Neuralink has implanted its N1 brain-computer interface in twenty people worldwide, reaching a target the company set for itself as it scales from single-patient feasibility toward broader clinical evaluation. Seven of those surgeries took place between October and December 2025 at University College London Hospitals under the GB-PRIME study, filling the full allocation for the UK site. The company’s R1 surgical robot has since relocated to Cleveland Clinic Abu Dhabi, where the UAE-PRIME trial will add a third country to Neuralink’s clinical footprint.
The pace of implantation has accelerated sharply. Neuralink’s first human surgery — Noland Arbaugh, implanted in January 2024 under the US PRIME study — was followed by a cautious expansion through the rest of that year. The UK programme compressed seven procedures into roughly ten weeks, a cadence that reflects both growing surgical confidence and the logistical advantage of the R1 robot, which inserts the N1’s 1,024 electrode threads into the brain through a 25-millimetre cranial opening in a procedure lasting three to four hours.
UK results
The GB-PRIME cohort has produced some of the most publicly visible demonstrations of BCI use to date. Sebastian Gomez-Peña, a 22-year-old medical student paralysed in a diving accident, was among the UK participants. From his hospital room at UCLH, he used the implant to move a cursor, open files, and play chess on a laptop without touching it. Another participant, Paul, who has motor neurone disease, controlled a computer within hours of surgery, a result UCLH highlighted in its October 2025 announcement.
The trial is led by the National Hospital for Neurology and Neurosurgery at UCLH, with a second UK site at Newcastle. All seven participants are now working with clinicians and Neuralink engineers to evaluate the device’s safety, usability, and potential applications in daily life. The UK Medicines and Healthcare products Regulatory Agency approved the trial, and UCLH published an update in January 2026 confirming the full seven-patient enrolment.
UAE expansion
The UAE-PRIME study at Cleveland Clinic Abu Dhabi marks Neuralink’s entry into the Middle East. The trial, conducted in partnership with the Department of Health Abu Dhabi, is recruiting adults over 18 with tetraplegia, chronic spinal cord injury, post-stroke upper-limb impairment, ALS, or severe speech impairment, provided cognitive function remains intact. The number of planned implantations has not been formally disclosed, though reporting by NeuraPod indicates a target of seven — matching the UK allocation.

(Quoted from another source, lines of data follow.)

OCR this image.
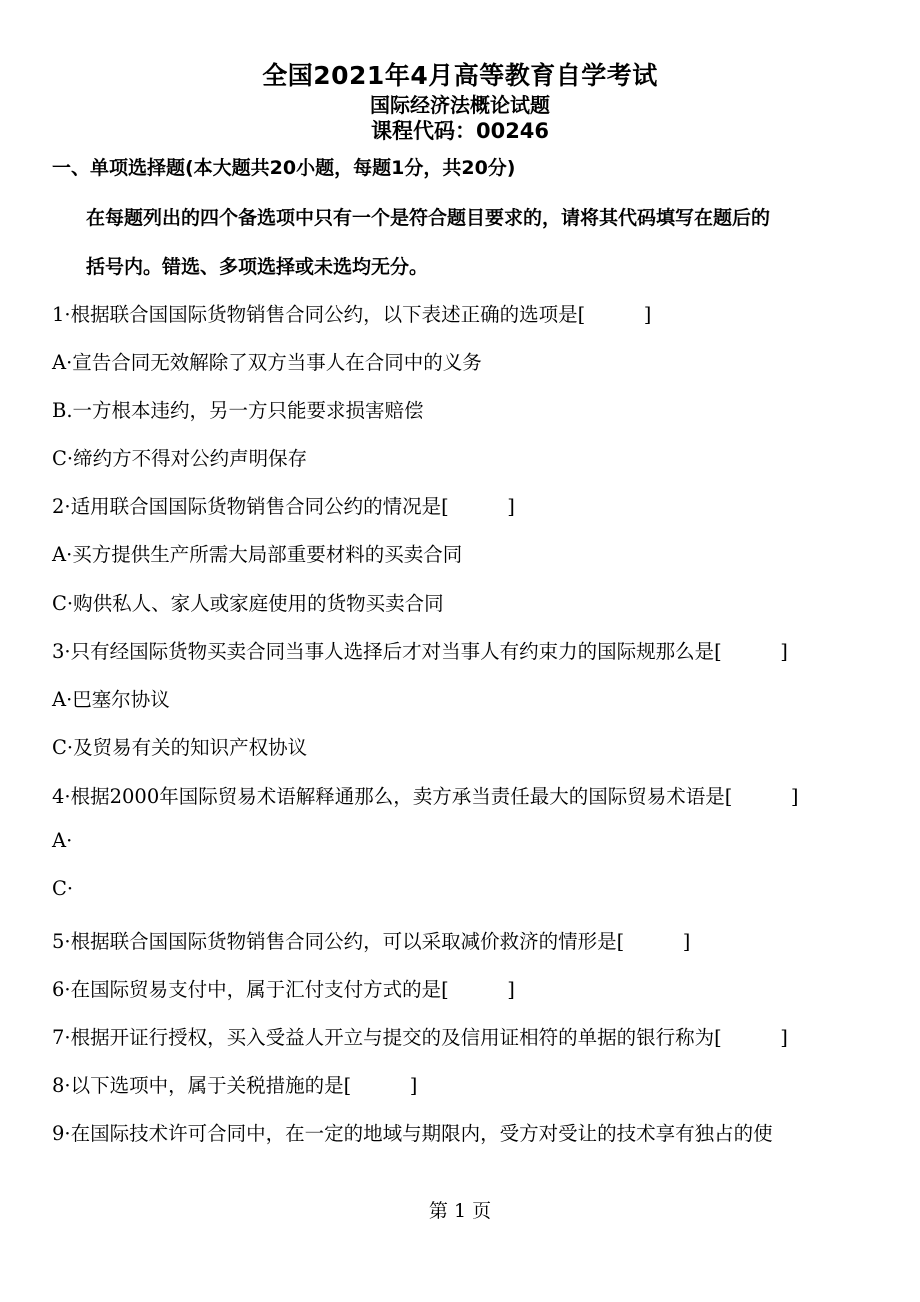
全国2021年4月高等教育自学考试
国际经济法概论试题
课程代码：00246
一、单项选择题(本大题共20小题，每题1分，共20分)
在每题列出的四个备选项中只有一个是符合题目要求的，请将其代码填写在题后的
括号内。错选、多项选择或未选均无分。
1·根据联合国国际货物销售合同公约，以下表述正确的选项是[　　　]
A·宣告合同无效解除了双方当事人在合同中的义务
B.一方根本违约，另一方只能要求损害赔偿
C·缔约方不得对公约声明保存
2·适用联合国国际货物销售合同公约的情况是[　　　]
A·买方提供生产所需大局部重要材料的买卖合同
C·购供私人、家人或家庭使用的货物买卖合同
3·只有经国际货物买卖合同当事人选择后才对当事人有约束力的国际规那么是[　　　]
A·巴塞尔协议
C·及贸易有关的知识产权协议
4·根据2000年国际贸易术语解释通那么，卖方承当责任最大的国际贸易术语是[　　　]
A·
C·
5·根据联合国国际货物销售合同公约，可以采取减价救济的情形是[　　　]
6·在国际贸易支付中，属于汇付支付方式的是[　　　]
7·根据开证行授权，买入受益人开立与提交的及信用证相符的单据的银行称为[　　　]
8·以下选项中，属于关税措施的是[　　　]
9·在国际技术许可合同中，在一定的地域与期限内，受方对受让的技术享有独占的使
第 1 页
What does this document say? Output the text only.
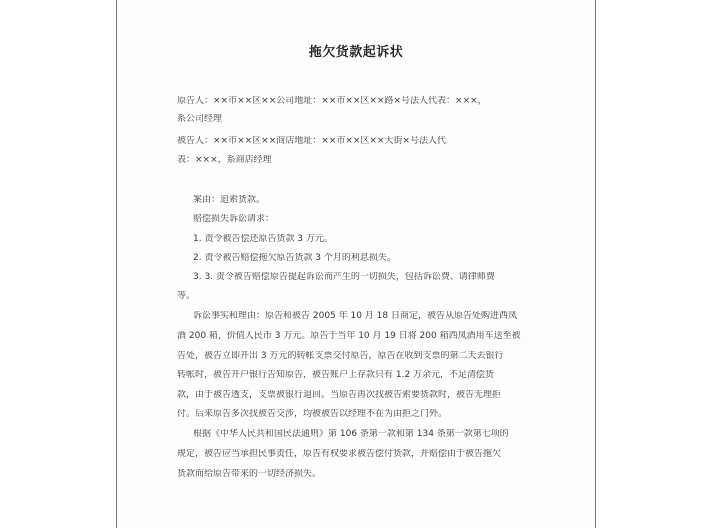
拖欠货款起诉状
原告人：××市××区××公司地址：××市××区××路×号法人代表：×××，
系公司经理
被告人：××市××区××商店地址：××市××区××大街×号法人代
表：×××，系商店经理
案由：追索货款。
赔偿损失诉讼请求：
1. 责令被告偿还原告货款 3 万元。
2. 责令被告赔偿拖欠原告货款 3 个月的利息损失。
3. 3. 责令被告赔偿原告提起诉讼而产生的一切损失，包括诉讼费、请律师费
等。
诉讼事实和理由：原告和被告 2005 年 10 月 18 日商定，被告从原告处购进西凤
酒 200 箱，价值人民币 3 万元。原告于当年 10 月 19 日将 200 箱西凤酒用车送至被
告处，被告立即开出 3 万元的转帐支票交付原告，原告在收到支票的第二天去银行
转帐时，被告开户银行告知原告，被告账户上存款只有 1.2 万余元，不足清偿货
款，由于被告透支，支票被银行退回。当原告再次找被告索要货款时，被告无理拒
付。后来原告多次找被告交涉，均被被告以经理不在为由拒之门外。
根据《中华人民共和国民法通则》第 106 条第一款和第 134 条第一款第七项的
规定，被告应当承担民事责任，原告有权要求被告偿付货款，并赔偿由于被告拖欠
货款而给原告带来的一切经济损失。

Relocating the R1 robot between sites rather than manufacturing multiple units reflects where Neuralink is in its manufacturing cycle. The company raised $650 million in 2025 and has spoken publicly about plans for mass production of both the N1 implant and the surgical robot in 2026, a transition that would allow simultaneous operations at multiple sites rather than the current sequential model.
What’s ahead
Neuralink’s US waiting list now exceeds 10,000 patients. A peer-reviewed publication from the GB-PRIME study is expected within 12 months, which would subject Neuralink’s clinical data to independent scrutiny for the first time outside conference presentations. The company also holds FDA Breakthrough Device Designation for its Blindsight programme, which aims to restore vision, with a trial scheduled for later in 2026. Scaling from twenty implants to the hundreds or thousands the waiting list implies will require both manufacturing capacity and a regulatory pathway that extends beyond individual-site studies — challenges that are commercial and logistical as much as they are scientific.